Saturday, Mar. 10, 1923
Cosima Wagner
Frau Cosima Wagner--widow of the pre-eminent German musical composer, Wilhelm Richard Wagner, and daughter of Franz Liszt, of the Hungarian rhapsodies--is reduced to selling a number of her late husband's most valuable relics to keep the wolf from the door.
Paris newspapers have had a good deal to say about the shame Germany ought to feel for letting her sink to penury. The fame of both Wagner and Liszt is international, and if the companion of one and the daughter of the other is left in indigenous circumstances, should not the whole world be stigmatized as shameless?
Happily, reports have come to hand that many cities in Germany are giving performances of Wagner operas for the benefit of the widow.
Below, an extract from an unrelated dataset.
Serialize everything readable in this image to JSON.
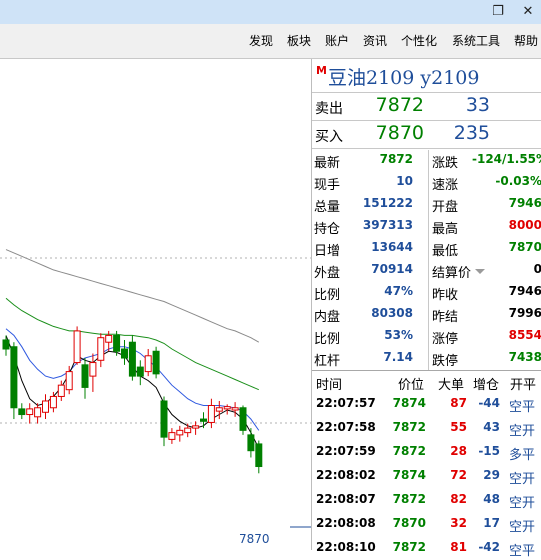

Vienna is also arranging similar performances in its great Operahaus, where Wagner first heard his Lohengrin.
Frau Wagner was Wagner's second wife. They had both been married previously, she to the composer von Bulow and he to Wilhelmina Planer, actress in the Koenigsberg theatre. Wagner died at Venice in 1883 and was buried at Wahnfried, near Bayreuth in Bavaria. It was there that King Ludwig rode alone in the dead of night to pay his last tribute to the great German.
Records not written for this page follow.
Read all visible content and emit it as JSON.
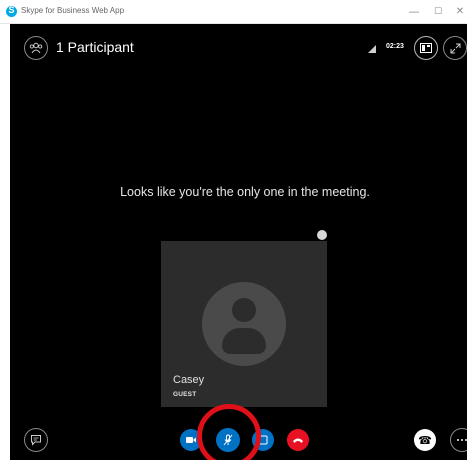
{
  "window": {
    "title": "Skype for Business Web App",
    "minimize_glyph": "—",
    "maximize_glyph": "☐",
    "close_glyph": "✕"
  },
  "meeting": {
    "participant_count_label": "1 Participant",
    "call_duration": "02:23",
    "empty_message": "Looks like you're the only one in the meeting."
  },
  "participant": {
    "name": "Casey",
    "role": "GUEST",
    "avatar_icon": "person-placeholder-icon"
  },
  "controls": {
    "video": {
      "icon": "video-camera-icon",
      "state": "on"
    },
    "mic": {
      "icon": "microphone-muted-icon",
      "state": "muted"
    },
    "share": {
      "icon": "present-screen-icon"
    },
    "hangup": {
      "icon": "hang-up-icon"
    },
    "phone": {
      "icon": "phone-icon",
      "glyph": "☎"
    },
    "more": {
      "icon": "more-options-icon"
    },
    "chat": {
      "icon": "chat-icon"
    }
  },
  "colors": {
    "stage_background": "#000000",
    "control_blue": "#0072c6",
    "hangup_red": "#e81123",
    "annotation_ring": "#e0101a"
  }
}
Ignaz Paderewski has been playing at Los Angeles and elsewhere on the Pacific Coast.
Barbara Kemp, new soprano, made her second appearance at the Metropolitan in the first Lohengrin of the season.
Mme. Ganna Walska McCormick will make her long-awaited Chicago debut during the week of March 12, with the Russian Opera Company now singing there.
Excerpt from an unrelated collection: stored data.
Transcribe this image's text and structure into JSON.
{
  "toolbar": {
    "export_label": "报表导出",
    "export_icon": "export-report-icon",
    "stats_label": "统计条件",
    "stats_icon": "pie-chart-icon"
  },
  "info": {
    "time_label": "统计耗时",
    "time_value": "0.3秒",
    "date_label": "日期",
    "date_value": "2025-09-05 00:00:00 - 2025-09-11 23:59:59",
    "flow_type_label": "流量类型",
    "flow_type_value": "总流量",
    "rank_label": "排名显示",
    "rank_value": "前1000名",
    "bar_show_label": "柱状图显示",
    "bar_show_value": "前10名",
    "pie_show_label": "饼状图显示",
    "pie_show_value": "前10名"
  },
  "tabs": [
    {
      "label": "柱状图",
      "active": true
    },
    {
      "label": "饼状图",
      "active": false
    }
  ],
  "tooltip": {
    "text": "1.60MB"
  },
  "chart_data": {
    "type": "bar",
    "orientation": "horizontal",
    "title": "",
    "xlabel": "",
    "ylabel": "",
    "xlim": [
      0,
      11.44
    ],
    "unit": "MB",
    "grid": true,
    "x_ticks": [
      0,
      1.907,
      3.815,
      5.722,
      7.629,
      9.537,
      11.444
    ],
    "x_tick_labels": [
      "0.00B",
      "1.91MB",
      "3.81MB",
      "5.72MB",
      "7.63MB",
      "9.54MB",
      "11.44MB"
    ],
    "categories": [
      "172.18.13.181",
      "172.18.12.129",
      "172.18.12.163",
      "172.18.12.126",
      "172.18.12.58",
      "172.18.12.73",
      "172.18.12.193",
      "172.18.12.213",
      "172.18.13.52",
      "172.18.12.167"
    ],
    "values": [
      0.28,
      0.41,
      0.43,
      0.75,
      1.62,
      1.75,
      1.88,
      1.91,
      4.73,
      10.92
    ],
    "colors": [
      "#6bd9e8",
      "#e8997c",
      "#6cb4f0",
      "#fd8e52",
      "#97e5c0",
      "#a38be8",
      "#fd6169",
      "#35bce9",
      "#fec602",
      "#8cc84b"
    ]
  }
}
The Wagnerian Opera Festival, German company now touring America, will continue their performances at the Lexington Theatre, leaving the Manhattan Opera House, where they are now.
William B. Martin, Harvard '21, is reported to have signed a contract to sing star roles at the Opera Comique, Paris. He, say the critics of Paris, " may well be the world's new Caruso."